Friday, December 9, 2011

Loan Shark or Borrowing Walrus?

I think this comparison to a loan shark is being broadly misunderstood. Yoram Bauman, the standup economist, summarizes the situation here:
Is America a Loan Shark or a Borrowing Walrus?
For a longer answer, note that the U.S. runs a trade deficit with China: we buy more from them than they buy from us, so Chinese companies end up with about $25 billion a month in U.S. dollars that they "don't want". The Chinese government weighs in by effectively buying these U.S. dollars, i.e., it gives these companies Chinese yuan in exchange for their U.S. dollars. And then the Chinese government turns around and uses all those dollars to buy U.S. treasury bonds, currently over a trillion dollars' worth.

It all sounds a bit odd, almost as if the Chinese are loaning us money so that we can buy stuff from them. And there are definitely tensions on both sides. Many people I talk to here in China -- regular folks like taxi drivers and restaurant managers -- know all about the U.S. Treasury bonds that China owns, and they're not happy about it. One man told me that the U.S. was a "loan shark" (at least that's how my dictionary translated "gao li dai"), when in fact the U.S. is more like a borrowing walrus, floating in an ocean of our debt.

First thing one needs to understand is people in China give money TO loan sharks. Between 50% and 90% of households (Wenzhou is the 90%) loan money out to others in various setups, from loan circles to lending through a loan shark. They even take mortgages out on their properties to generate more cash to loan to loan sharks, with the expectation that they will be paid back their principal plus a gain in great excess of the prevailing bank savings rate. Now, the comment from the taxi driver is cast into a different light.

To wit: The U.S. took China's money and gave them treasuries and now isn't going to pay as much back (due to devaluation of the dollar). Voila, the U.S. is acting like a loan shark who not only refuses to pay any gains to the funder, but doesn't even return all of the principal.

Another thing that's been irking me, the notion that Chinese mortgages are safe from a price crash because they put 30% down. What this ignores is that the 30% is also borrowed, just not borrowed from the bank. Or, from that bank, anyway.

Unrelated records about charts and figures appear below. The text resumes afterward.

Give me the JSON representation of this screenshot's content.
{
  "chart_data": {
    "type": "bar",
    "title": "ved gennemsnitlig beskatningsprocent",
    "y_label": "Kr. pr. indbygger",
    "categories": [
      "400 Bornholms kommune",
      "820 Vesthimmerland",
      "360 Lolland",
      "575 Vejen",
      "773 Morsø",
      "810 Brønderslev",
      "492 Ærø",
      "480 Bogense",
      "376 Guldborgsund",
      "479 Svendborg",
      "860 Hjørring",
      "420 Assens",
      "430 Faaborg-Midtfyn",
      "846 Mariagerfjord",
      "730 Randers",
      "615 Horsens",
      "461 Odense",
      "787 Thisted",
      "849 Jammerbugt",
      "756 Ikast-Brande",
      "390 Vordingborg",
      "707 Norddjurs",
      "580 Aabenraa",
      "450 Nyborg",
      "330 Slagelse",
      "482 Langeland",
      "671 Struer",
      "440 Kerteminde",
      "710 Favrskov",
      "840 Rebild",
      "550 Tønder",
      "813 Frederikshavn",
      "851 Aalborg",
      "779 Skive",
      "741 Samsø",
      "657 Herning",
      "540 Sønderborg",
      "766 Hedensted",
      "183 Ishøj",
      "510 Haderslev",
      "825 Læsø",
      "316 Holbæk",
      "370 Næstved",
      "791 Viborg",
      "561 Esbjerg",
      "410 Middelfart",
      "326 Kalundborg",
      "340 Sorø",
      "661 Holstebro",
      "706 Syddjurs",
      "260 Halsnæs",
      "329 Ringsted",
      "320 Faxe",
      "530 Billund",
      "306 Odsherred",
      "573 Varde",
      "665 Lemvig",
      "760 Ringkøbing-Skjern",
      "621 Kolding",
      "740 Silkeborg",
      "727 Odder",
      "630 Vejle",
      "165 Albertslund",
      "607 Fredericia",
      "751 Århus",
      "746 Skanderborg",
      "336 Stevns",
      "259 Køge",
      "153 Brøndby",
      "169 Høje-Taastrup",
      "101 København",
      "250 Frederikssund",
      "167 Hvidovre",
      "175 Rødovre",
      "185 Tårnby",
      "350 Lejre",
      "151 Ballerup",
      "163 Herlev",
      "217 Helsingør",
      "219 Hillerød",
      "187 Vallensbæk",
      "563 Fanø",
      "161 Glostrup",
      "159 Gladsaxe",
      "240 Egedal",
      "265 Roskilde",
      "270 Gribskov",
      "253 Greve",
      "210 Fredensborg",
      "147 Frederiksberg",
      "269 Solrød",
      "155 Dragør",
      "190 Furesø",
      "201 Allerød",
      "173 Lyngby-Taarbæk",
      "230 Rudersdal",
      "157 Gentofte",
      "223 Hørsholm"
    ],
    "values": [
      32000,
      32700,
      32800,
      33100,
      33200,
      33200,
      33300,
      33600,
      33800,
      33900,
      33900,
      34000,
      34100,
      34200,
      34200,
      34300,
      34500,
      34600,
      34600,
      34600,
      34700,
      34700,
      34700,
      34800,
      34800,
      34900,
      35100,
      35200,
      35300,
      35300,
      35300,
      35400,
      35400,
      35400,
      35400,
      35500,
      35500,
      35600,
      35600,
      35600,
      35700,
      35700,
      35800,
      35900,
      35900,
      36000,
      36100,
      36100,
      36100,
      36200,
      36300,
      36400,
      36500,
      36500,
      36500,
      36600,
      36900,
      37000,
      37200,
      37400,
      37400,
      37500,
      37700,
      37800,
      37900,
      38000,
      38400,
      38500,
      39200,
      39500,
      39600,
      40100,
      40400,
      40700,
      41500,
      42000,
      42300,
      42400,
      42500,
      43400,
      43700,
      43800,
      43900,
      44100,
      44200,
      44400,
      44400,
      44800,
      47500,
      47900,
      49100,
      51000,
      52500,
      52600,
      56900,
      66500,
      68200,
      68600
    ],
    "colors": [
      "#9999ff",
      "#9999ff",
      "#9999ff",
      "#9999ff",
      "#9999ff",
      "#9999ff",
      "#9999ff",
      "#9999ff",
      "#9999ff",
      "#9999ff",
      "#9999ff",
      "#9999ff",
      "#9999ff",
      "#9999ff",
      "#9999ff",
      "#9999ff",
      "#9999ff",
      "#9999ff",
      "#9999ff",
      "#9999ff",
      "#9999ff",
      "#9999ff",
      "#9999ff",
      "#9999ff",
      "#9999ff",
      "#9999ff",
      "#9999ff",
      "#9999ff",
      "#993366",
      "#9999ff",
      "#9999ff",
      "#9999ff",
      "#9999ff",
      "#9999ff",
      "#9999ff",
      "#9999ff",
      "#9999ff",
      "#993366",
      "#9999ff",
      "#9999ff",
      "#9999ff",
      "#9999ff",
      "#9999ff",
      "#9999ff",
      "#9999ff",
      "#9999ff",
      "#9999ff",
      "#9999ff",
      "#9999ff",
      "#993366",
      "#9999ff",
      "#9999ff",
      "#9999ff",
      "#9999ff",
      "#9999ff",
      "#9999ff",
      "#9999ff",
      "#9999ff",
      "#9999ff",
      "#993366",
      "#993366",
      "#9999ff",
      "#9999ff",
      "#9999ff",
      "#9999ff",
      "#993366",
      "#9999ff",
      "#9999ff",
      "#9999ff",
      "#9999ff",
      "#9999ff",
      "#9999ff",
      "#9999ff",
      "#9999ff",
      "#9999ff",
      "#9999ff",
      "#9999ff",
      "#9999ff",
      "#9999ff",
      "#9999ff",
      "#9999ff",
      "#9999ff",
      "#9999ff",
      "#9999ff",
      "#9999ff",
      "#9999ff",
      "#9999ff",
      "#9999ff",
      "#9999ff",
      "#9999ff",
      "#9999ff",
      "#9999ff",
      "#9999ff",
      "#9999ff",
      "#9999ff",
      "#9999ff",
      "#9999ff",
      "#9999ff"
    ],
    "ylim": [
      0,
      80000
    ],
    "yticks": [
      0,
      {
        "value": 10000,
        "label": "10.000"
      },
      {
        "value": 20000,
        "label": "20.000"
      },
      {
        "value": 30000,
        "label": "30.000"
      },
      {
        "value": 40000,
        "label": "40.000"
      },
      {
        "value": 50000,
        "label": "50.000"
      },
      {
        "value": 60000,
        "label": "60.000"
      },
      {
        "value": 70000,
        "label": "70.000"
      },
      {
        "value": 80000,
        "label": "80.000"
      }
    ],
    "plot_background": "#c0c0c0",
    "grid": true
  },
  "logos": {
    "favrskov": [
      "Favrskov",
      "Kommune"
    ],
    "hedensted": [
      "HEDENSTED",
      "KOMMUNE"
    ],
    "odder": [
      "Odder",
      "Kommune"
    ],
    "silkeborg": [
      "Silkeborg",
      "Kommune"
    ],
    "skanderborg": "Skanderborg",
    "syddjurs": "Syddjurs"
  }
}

Shanghaied Home Buyers Turn Protesters as Shattered Dreams Vex Government
Danny Deng and his bride-to-be dreamed of their lives together as they walked through the showroom for a Shanghai housing project almost three months ago. Pooling his own and his parents’ savings, a loan from his boss and a 1.1 million yuan ($172,000) mortgage, he bought an apartment and secured his fiancee’s hand.
. . .
For Deng, the pain is more than financial. Tears swell in his eyes as he recounts the moment his father handed him access to his life savings of 360,000 yuan to help make the down payment.
Quick calculation has him making about 19k and the wife just under that at 18k (in $). Just the mortgage is 4.6x total household salaries. The house itself is 6.6x household income, and his total debt service, including mom and dad and the boss is 6.3x, most of it at nearly 8% interest.

And yet, the Chinese are touted as savers. Yes, they are, but where are they saving? They aren't keeping their money in guaranteed bank accounts, they are keeping it with the kids trying to get into a grossly overvalued real estate market on the verge of collapse, or worse yet with the equivalent of Bernie Madoff in the form of a loan shark, who may or may not have loaned the money to a run-away shoe factory boss.

The banks this year have suffered an exodus of tens of billions in deposits that went directly into the shadow banking system, to the loan sharks. TO the loan sharks. This "savings rate" and the "large deposits" on real estate mortgages are considered the reason that the property bubble bursting will "be contained" and not impact ordinary Chinese. Believe it?

The lack of understanding of why the U.S. looks to a Chinese taxi cab driver like a loan shark really demonstrates why the general media doesn't seem to grasp what is going on.

2 comments:

jesse said...

Hey this is a good post GG. It has always bothered me too, that "gifts" and other inter-generational or intra-family transfers are being given to prospective homeowners. Whether they gift or lend their money, on whatever terms whether legally binding or simply a tacit understanding between kin, amounts to the same thing: their investments are poorly-performing relative to prevailing inflation and other risks.

Call it what you want, but low earnings are low earnings. Failure to allocate capital at best use will be accounted for in due course.

GG said...

I've been wondering how best to estimate the growth in total mortgage debt in Canada if one includes loans from the Bank of Mom and Dad.

Really too bad CAAMP doesn't ask on their survey the source of downpayment funds. That would be interesting to read over time.